It’s finally happening. In October, we’ll add internal medicine and dental services to the center and move to new and larger quarters. We’ll be able to fulfill our long-awaited goal of becoming a fully comprehensive primary care health center.
Charles Jacobs, Executive Director of the South Kingston Health Center (SKHC), was exuberant. After many years of operation as a non-comprehensive community health center, offering only pediatric, gynecological, and family planning services, SKHC would now become fully comprehensive. He realized, however, that the change would have important implications for the center’s marketing efforts, and he had resolved to prepare a detailed marketing plan to guide the transition.
SKHC had a total registrant population of 3,000 people. Of these, only 2,000 were active registrants. The remaining individuals were adult males who were family members of active registrants. The 2,000 active registrants had utilized approximately 6,000 visits in the previous year. Mr. Jacobs felt that to fully utilize the revamped and expanded center, he would need to increase his registrant population to 10,000 (6,000 to 7,000 active) within the next 18 months, and these registrants would have to utilize between 18,000 and 20,000 visits annually.
Mr. Jacobs, who had directed SKHC for the past year, believed that the center had not paid sufficient attention in the past to its marketing efforts. He felt that a good marketing strategy should address, among other things, (a) maximum utilization of capacity as a means toward fiscal self-support, (b) identification of the services that it could uniquely provide, and (c) identification of underserved groups and ways to attract them to the center.
History of Community Health Centers
Community health centers originated in the mid-1960s in the Johnson-administration-inspired expansion of the provision of social services to low-income citizens. The first centers were essentially experiments in the War on Poverty which sought to address a wide range of social service needs of the poor that included nutritional, mental health, family planning, and drug counseling; the need for community self-participation and determination; as well as the provision of direct primary health care such as pediatrics, internal medicine, obstetrical, gynecological, and dental services.
Initially the centers provided only free care, being prohibited by governmental grant terms from charging anyone for services. This fact, coupled with the location of many centers in inner-city enclaves, had led to a very distinct “charity” or “welfare” image for any facility that bore the community health center label. However, the utility of the concept of a comprehensive community-oriented, community-governed, family-centered, preventive health care, ambulatory facility led to . . .

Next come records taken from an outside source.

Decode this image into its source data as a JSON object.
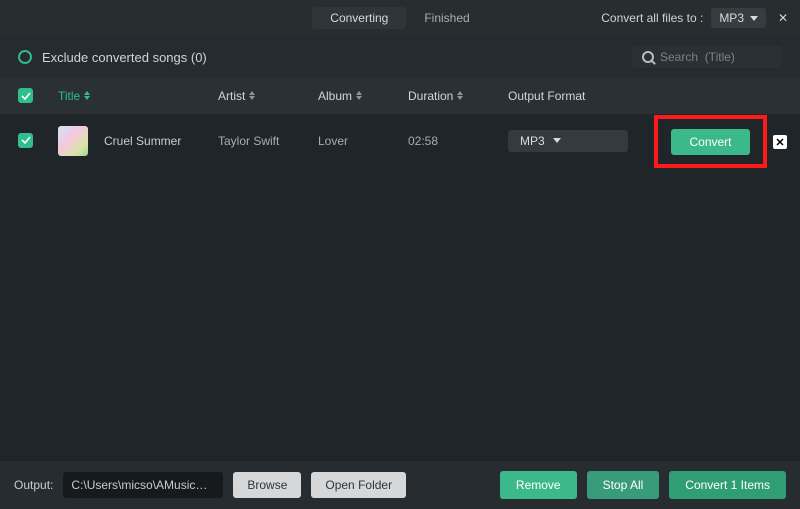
{
  "topbar": {
    "tab_converting": "Converting",
    "tab_finished": "Finished",
    "convert_all_label": "Convert all files to :",
    "global_format": "MP3"
  },
  "subbar": {
    "exclude_label": "Exclude converted songs (0)",
    "search_placeholder": "Search  (Title)"
  },
  "columns": {
    "title": "Title",
    "artist": "Artist",
    "album": "Album",
    "duration": "Duration",
    "output_format": "Output Format"
  },
  "rows": [
    {
      "checked": true,
      "title": "Cruel Summer",
      "artist": "Taylor Swift",
      "album": "Lover",
      "duration": "02:58",
      "format": "MP3",
      "convert_label": "Convert"
    }
  ],
  "bottom": {
    "output_label": "Output:",
    "output_path": "C:\\Users\\micso\\AMusicSoft\\...",
    "browse": "Browse",
    "open_folder": "Open Folder",
    "remove": "Remove",
    "stop_all": "Stop All",
    "convert_items": "Convert 1 Items"
  }
}
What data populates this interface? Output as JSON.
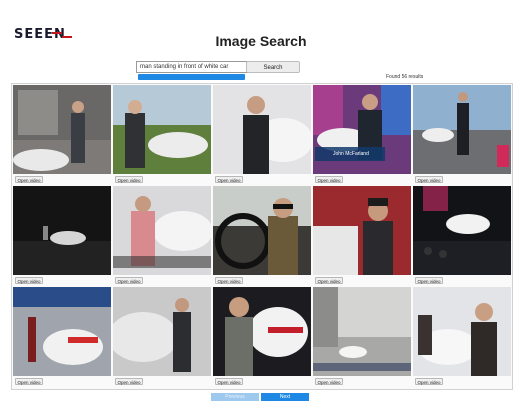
{
  "brand": {
    "logo_text": "SEEEN"
  },
  "title": "Image Search",
  "search": {
    "value": "man standing in front of white car",
    "button_label": "Search"
  },
  "results_text": "Found 56 results",
  "colors": {
    "accent": "#1e88e5",
    "accent_disabled": "#9ec9ef",
    "logo_red": "#c0181c"
  },
  "results": [
    {
      "button_label": "Open video",
      "caption": "",
      "scene": "garage-gray"
    },
    {
      "button_label": "Open video",
      "caption": "",
      "scene": "outdoor-green"
    },
    {
      "button_label": "Open video",
      "caption": "",
      "scene": "studio-white"
    },
    {
      "button_label": "Open video",
      "caption": "John McFarland",
      "scene": "showroom-purple"
    },
    {
      "button_label": "Open video",
      "caption": "",
      "scene": "runway-blue"
    },
    {
      "button_label": "Open video",
      "caption": "",
      "scene": "dark-stage"
    },
    {
      "button_label": "Open video",
      "caption": "",
      "scene": "interview-pink"
    },
    {
      "button_label": "Open video",
      "caption": "",
      "scene": "car-interior"
    },
    {
      "button_label": "Open video",
      "caption": "",
      "scene": "garage-red"
    },
    {
      "button_label": "Open video",
      "caption": "",
      "scene": "auto-show-dark"
    },
    {
      "button_label": "Open video",
      "caption": "",
      "scene": "race-pit"
    },
    {
      "button_label": "Open video",
      "caption": "",
      "scene": "smoke-track"
    },
    {
      "button_label": "Open video",
      "caption": "",
      "scene": "nismo-car"
    },
    {
      "button_label": "Open video",
      "caption": "",
      "scene": "city-street"
    },
    {
      "button_label": "Open video",
      "caption": "",
      "scene": "showroom-woman"
    }
  ],
  "pager": {
    "prev_label": "Previous",
    "next_label": "Next"
  }
}
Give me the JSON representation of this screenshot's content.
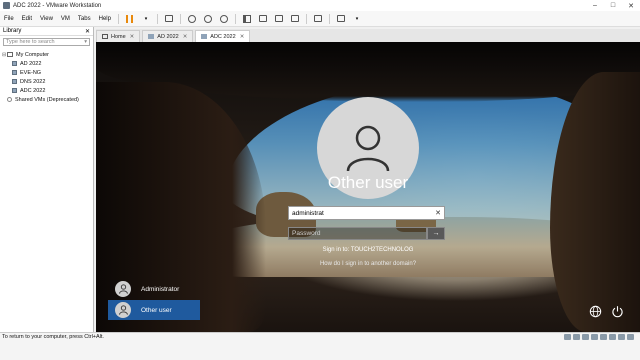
{
  "window": {
    "title": "ADC 2022 - VMware Workstation",
    "controls": [
      "–",
      "□",
      "✕"
    ]
  },
  "menu": {
    "items": [
      "File",
      "Edit",
      "View",
      "VM",
      "Tabs",
      "Help"
    ]
  },
  "library": {
    "title": "Library",
    "close": "✕",
    "search_placeholder": "Type here to search",
    "tree": [
      {
        "label": "My Computer"
      },
      {
        "label": "AD 2022"
      },
      {
        "label": "EVE-NG"
      },
      {
        "label": "DNS 2022"
      },
      {
        "label": "ADC 2022"
      },
      {
        "label": "Shared VMs (Deprecated)"
      }
    ]
  },
  "tabs": [
    {
      "label": "Home",
      "close": "✕"
    },
    {
      "label": "AD 2022",
      "close": "✕"
    },
    {
      "label": "ADC 2022",
      "close": "✕"
    }
  ],
  "login": {
    "user_title": "Other user",
    "username_value": "administrat",
    "username_clear": "✕",
    "password_placeholder": "Password",
    "submit_glyph": "→",
    "sign_in_to": "Sign in to: TOUCH2TECHNOLOG",
    "help_link": "How do I sign in to another domain?",
    "accounts": [
      {
        "label": "Administrator",
        "selected": false
      },
      {
        "label": "Other user",
        "selected": true
      }
    ]
  },
  "status": {
    "text": "To return to your computer, press Ctrl+Alt."
  },
  "colors": {
    "accent": "#1f5a9e",
    "pause": "#e8890c"
  }
}
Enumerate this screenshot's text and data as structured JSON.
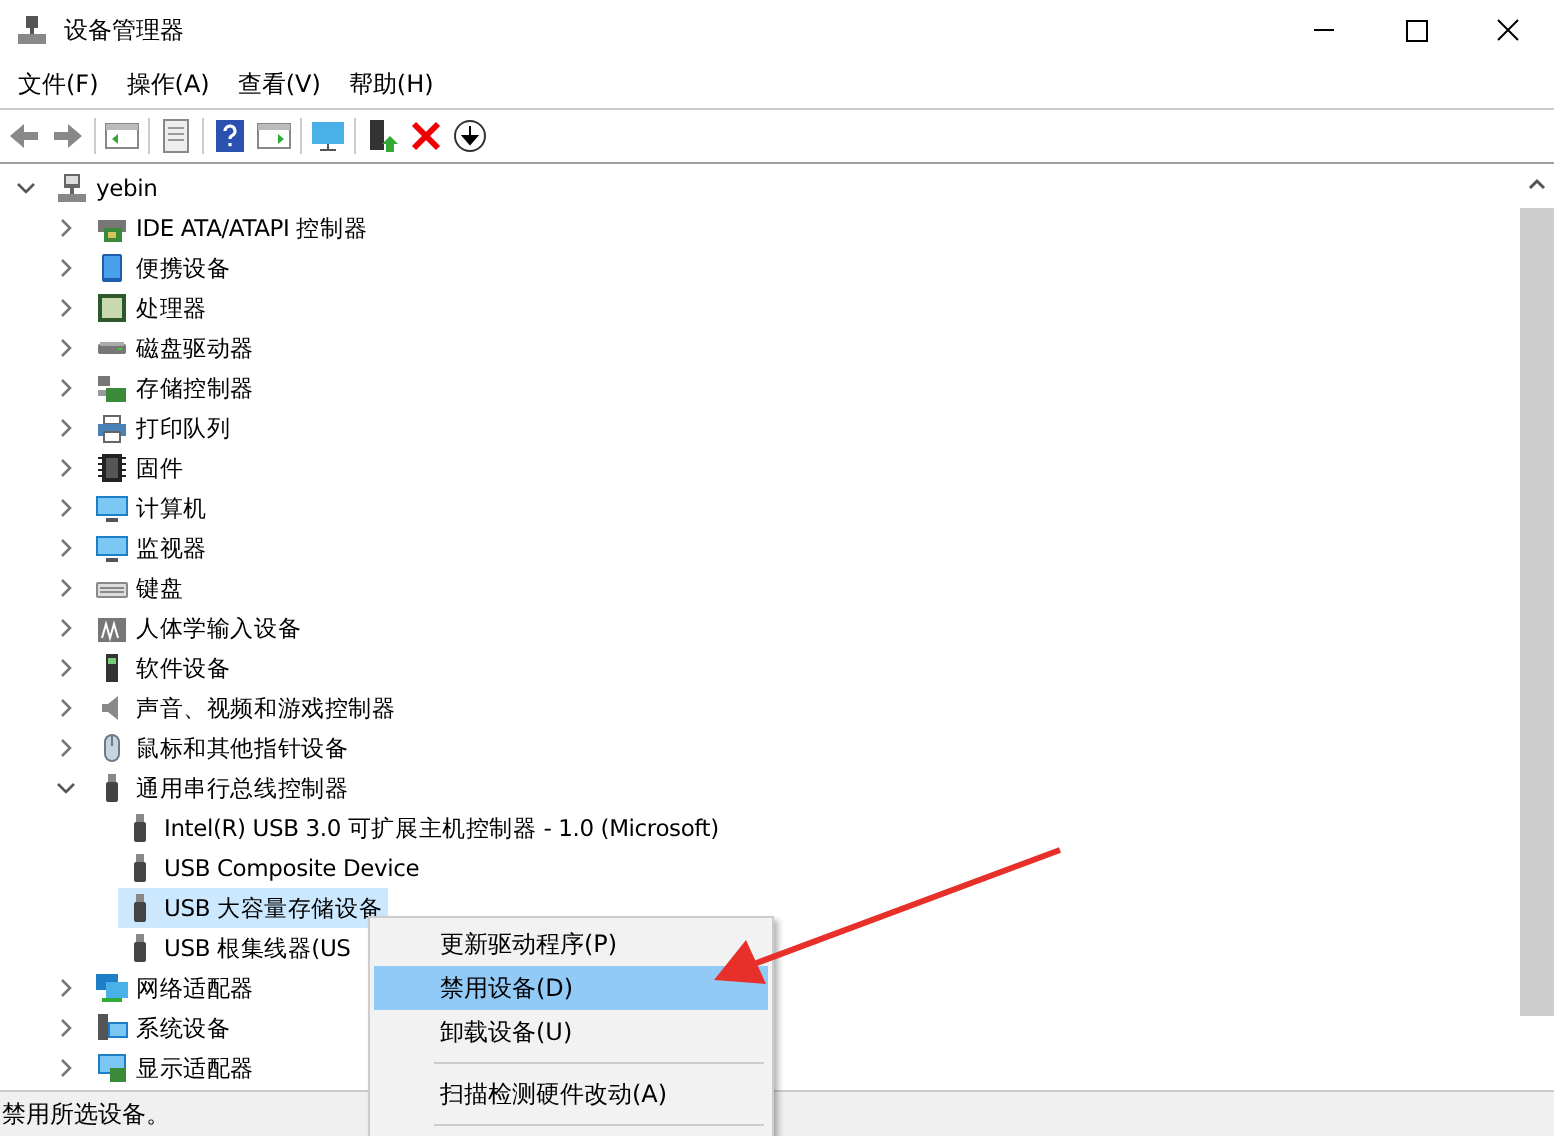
{
  "window": {
    "title": "设备管理器"
  },
  "menu_bar": [
    "文件(F)",
    "操作(A)",
    "查看(V)",
    "帮助(H)"
  ],
  "tree": {
    "label": "yebin",
    "kind": "computer",
    "expanded": true,
    "selected": false,
    "children": [
      {
        "label": "IDE ATA/ATAPI 控制器",
        "kind": "ide",
        "expanded": false,
        "selected": false
      },
      {
        "label": "便携设备",
        "kind": "portable",
        "expanded": false,
        "selected": false
      },
      {
        "label": "处理器",
        "kind": "cpu",
        "expanded": false,
        "selected": false
      },
      {
        "label": "磁盘驱动器",
        "kind": "disk",
        "expanded": false,
        "selected": false
      },
      {
        "label": "存储控制器",
        "kind": "storage",
        "expanded": false,
        "selected": false
      },
      {
        "label": "打印队列",
        "kind": "printer",
        "expanded": false,
        "selected": false
      },
      {
        "label": "固件",
        "kind": "firmware",
        "expanded": false,
        "selected": false
      },
      {
        "label": "计算机",
        "kind": "monitor",
        "expanded": false,
        "selected": false
      },
      {
        "label": "监视器",
        "kind": "monitor",
        "expanded": false,
        "selected": false
      },
      {
        "label": "键盘",
        "kind": "keyboard",
        "expanded": false,
        "selected": false
      },
      {
        "label": "人体学输入设备",
        "kind": "hid",
        "expanded": false,
        "selected": false
      },
      {
        "label": "软件设备",
        "kind": "software",
        "expanded": false,
        "selected": false
      },
      {
        "label": "声音、视频和游戏控制器",
        "kind": "audio",
        "expanded": false,
        "selected": false
      },
      {
        "label": "鼠标和其他指针设备",
        "kind": "mouse",
        "expanded": false,
        "selected": false
      },
      {
        "label": "通用串行总线控制器",
        "kind": "usb",
        "expanded": true,
        "selected": false,
        "children": [
          {
            "label": "Intel(R) USB 3.0 可扩展主机控制器 - 1.0 (Microsoft)",
            "kind": "usb",
            "selected": false
          },
          {
            "label": "USB Composite Device",
            "kind": "usb",
            "selected": false
          },
          {
            "label": "USB 大容量存储设备",
            "kind": "usb",
            "selected": true
          },
          {
            "label": "USB 根集线器(US",
            "kind": "usb",
            "selected": false
          }
        ]
      },
      {
        "label": "网络适配器",
        "kind": "network",
        "expanded": false,
        "selected": false
      },
      {
        "label": "系统设备",
        "kind": "system",
        "expanded": false,
        "selected": false
      },
      {
        "label": "显示适配器",
        "kind": "display",
        "expanded": false,
        "selected": false
      }
    ]
  },
  "context_menu": {
    "items": [
      {
        "kind": "item",
        "label": "更新驱动程序(P)",
        "selected": false
      },
      {
        "kind": "item",
        "label": "禁用设备(D)",
        "selected": true
      },
      {
        "kind": "item",
        "label": "卸载设备(U)",
        "selected": false
      },
      {
        "kind": "separator"
      },
      {
        "kind": "item",
        "label": "扫描检测硬件改动(A)",
        "selected": false
      },
      {
        "kind": "separator"
      }
    ]
  },
  "status_bar": "禁用所选设备。"
}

- What is Mr. Jacobs strategy for SKHC?
- Whom does Mr. Jacobs want the health center to serve? Please be as specific as you can: what groups is he focusing on, and what services/programs are required to serve each group?
- What is your assessment of the viability of this approach? Please be specific, analyzing the revenues and costs wherever you can. What should Mr. Jacobs do?
- What criteria would you suggest Mr. Jacobs use in the future for determining a strategy and setting objectives for the health center?